The new legislation also gave Southwest the chance to serve cities beyond Texas, and in 1979, the carrier was awarded the Dallas/New Orleans route, its first outside of Texas. Alarmed that interstate service from Love Field would harm the DFW Airport, House Speaker Jim Wright introduces legislation that would restrict interstate service from Love. The final version of this legislation prohibited service between Love Field and any point outside of Texas and the four states surrounding Texas: Arkansas, Louisiana, New Mexico, and Oklahoma. The 1997 Shelby Amendment added Kansas, Alabama, and Mississippi to the Love Field Service Area, and Missouri was added in 2005.
Other carriers, including Braniff, Texas International, American, Continental, Delta, and Legend served Love Field at various times over the three-plus decades after the opening of DFW Airport, and some continue their Love Field flights. During that time span, the terminal would change and adapt also. The original red façade of the Terminal would be replaced with the current metallic look, a new air traffic control tower would be opened, and a new multi-story parking garage would be constructed. To meet the needs of a post-9/11 world, the security checkpoints were enlarged.
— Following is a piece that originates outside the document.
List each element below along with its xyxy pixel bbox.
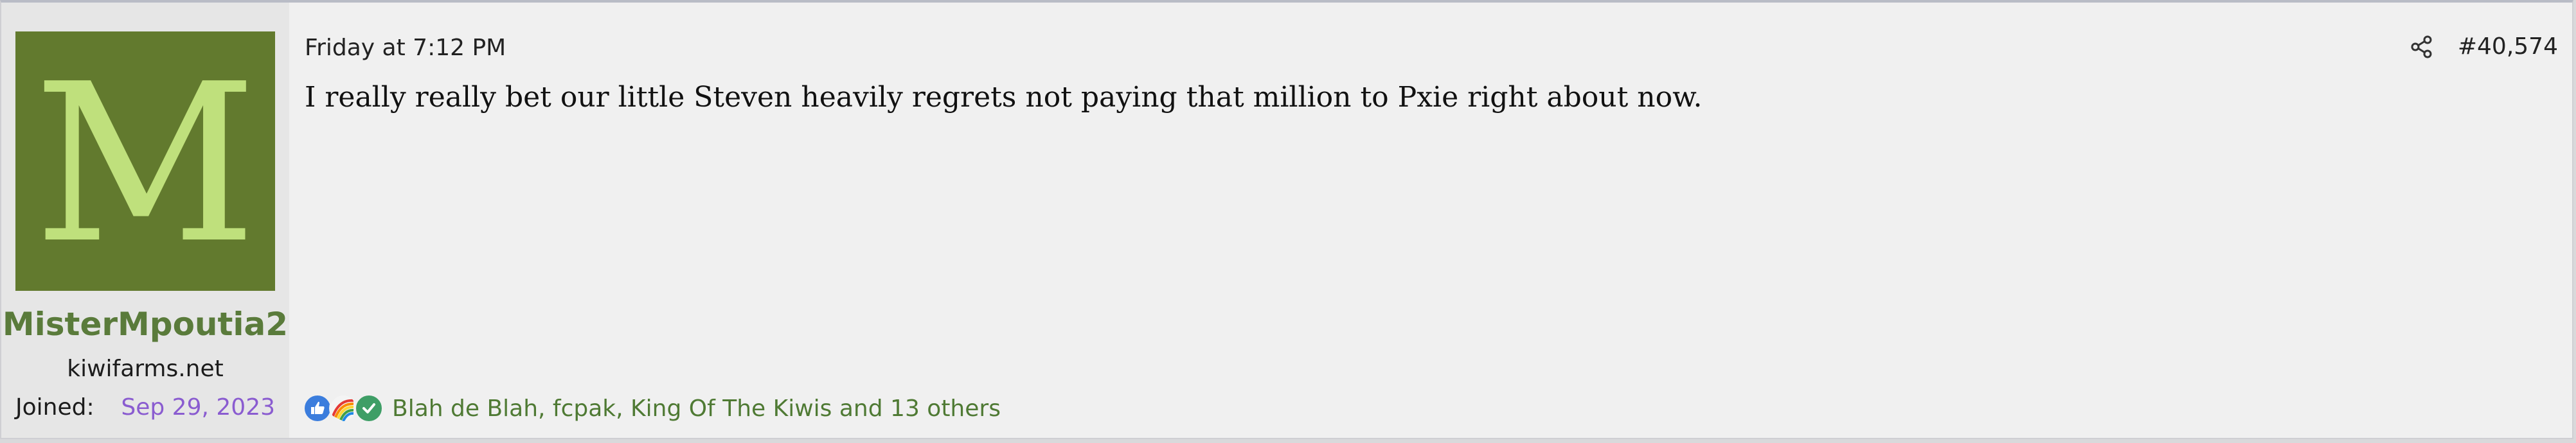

In recognition of the maturity of the DFW Airport, the Wright Reform Act of 2006 became law in October of that year. This compromise legislation came about with the agreement of the Cities of Dallas and Fort Worth, the DFW Airport Board, American Airlines, and Southwest Airlines. The new legislation allowed through ticketing and one-stop, direct through flights to points beyond the Love Field Service Area to begin immediately, and in 2014, all domestic flight restrictions of the Wright Amendment will be repealed. This legislation also caps the number of gates available to airlines. The Love Field Modernization Program comes out of that agreement.